Mumbai milestones will soon go digital to guide you on their British-era story
The eight discovered milestones will have QR code.Updated: Apr 09, 2018 11:47 IST
In the first half of the 19th-century, milestones were placed across the city to show their distance from the ‘Zero Point’, which is St Thomas Cathedral in south Mumbai. It is said that each of the 16 milestones was at least three-foot-tall so horse-drawn carriages could easily locate them.
Cut to the 21st century, these milestones are going to be digitally-linked to showcase their locations and history.
Mumbai is said to have 16 milestones, of which eight have been discovered.
To begin with, a seven-foot art installation similar to the milestones will be placed behind St Thomas Cathedral with a plaque that will have information about all milestones and their locations. This will be QR coded, meaning, if you scan the code with your mobile phone, you will be directed to the Brihanmumbai Municipal Corporation’s (BMC) portal with information on the British-era Grade-1 structures.
The digital plan will be later replicated for all milestones.
Rahul Chemburkar, conservation architect and partner of Vaastuvidhaan Projects, said, “When the information is on a plaque, it is limited.
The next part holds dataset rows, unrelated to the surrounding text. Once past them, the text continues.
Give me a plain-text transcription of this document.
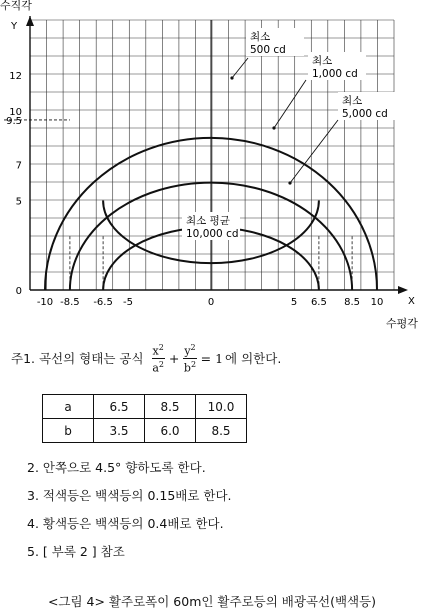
-10 -8.5 -6.5 -5	0	5 6.5 8.5 10
0
5
7
9.5
10
12
최소 500 cd
최소 1,000 cd
최소 5,000 cd
최소 평균 10,000 cd
수직각
Y
X
수평각
주1. 곡선의 형태는 공식 $\frac{x^2}{a^2} + \frac{y^2}{b^2} = 1$ 에 의한다.
a	6.5	8.5	10.0
b	3.5	6.0	8.5
2. 안쪽으로 4.5° 향하도록 한다.
3. 적색등은 백색등의 0.15배로 한다.
4. 황색등은 백색등의 0.4배로 한다.
5. [ 부록 2 ] 참조
<그림 4> 활주로폭이 60m인 활주로등의 배광곡선(백색등)
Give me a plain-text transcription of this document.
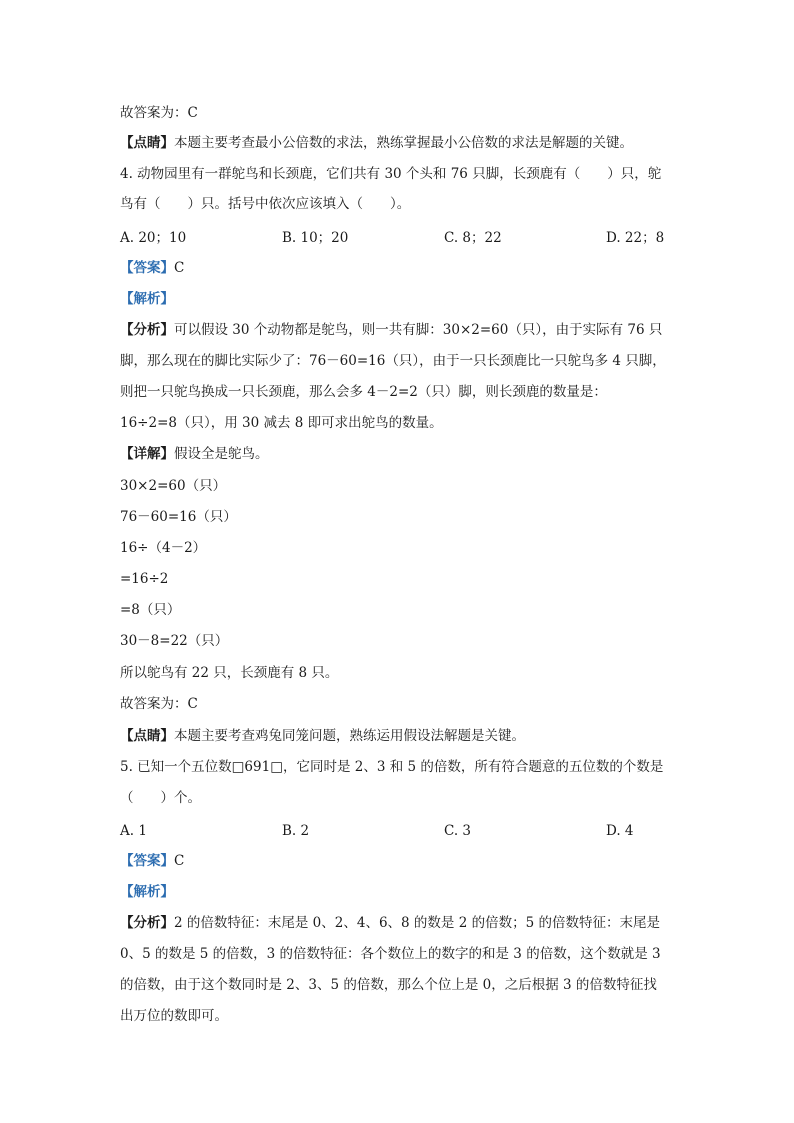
故答案为：C
【点睛】本题主要考查最小公倍数的求法，熟练掌握最小公倍数的求法是解题的关键。
4. 动物园里有一群鸵鸟和长颈鹿，它们共有 30 个头和 76 只脚，长颈鹿有（　　）只，鸵
鸟有（　　）只。括号中依次应该填入（　　）。
A. 20；10	B. 10；20	C. 8；22	D. 22；8
【答案】C
【解析】
【分析】可以假设 30 个动物都是鸵鸟，则一共有脚：30×2=60（只），由于实际有 76 只
脚，那么现在的脚比实际少了：76－60=16（只），由于一只长颈鹿比一只鸵鸟多 4 只脚，
则把一只鸵鸟换成一只长颈鹿，那么会多 4－2=2（只）脚，则长颈鹿的数量是：
16÷2=8（只），用 30 减去 8 即可求出鸵鸟的数量。
【详解】假设全是鸵鸟。
30×2=60（只）
76－60=16（只）
16÷（4－2）
=16÷2
=8（只）
30－8=22（只）
所以鸵鸟有 22 只，长颈鹿有 8 只。
故答案为：C
【点睛】本题主要考查鸡兔同笼问题，熟练运用假设法解题是关键。
5. 已知一个五位数□691□，它同时是 2、3 和 5 的倍数，所有符合题意的五位数的个数是
（　　）个。
A. 1	B. 2	C. 3	D. 4
【答案】C
【解析】
【分析】2 的倍数特征：末尾是 0、2、4、6、8 的数是 2 的倍数；5 的倍数特征：末尾是
0、5 的数是 5 的倍数，3 的倍数特征：各个数位上的数字的和是 3 的倍数，这个数就是 3
的倍数，由于这个数同时是 2、3、5 的倍数，那么个位上是 0，之后根据 3 的倍数特征找
出万位的数即可。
The digital switch can make information multi-faceted and it can also be updated time to time.” Chemburkar has been appointed by the BMC to undertake the restoration of these milestones.
Each of the milestones will have a stainless steel plate in the paving with their name, QR code, information and history. To give a yesteryear effect, it will also have cobbled stones around it.
What’s more? Tourists and Mumbaiites will also be given a chance to share their experiences on the page.
By doing this, Chemburkar said that they are also looking at creating an identity for these distance markers.
The milestones came into limelight during a demolition drive by the BMC on Dr SS Road in Parel in April 2017. The local ward office discovered a milestone, with ‘V’ inscribed on it. It was half-buried in a footpath. Of the 16 milestones, only eight have been discovered. Some stones were destroyed during road widening or got buried as road levels went up with each new layer of tar.
While undertaking restoration, conservationists will raise the height of the stones, so that their engravings are visible. The structures will be cleaned, repaired and measured to avoid future encroachments.
A fresh survey will also be undertaken to find the missing milestones.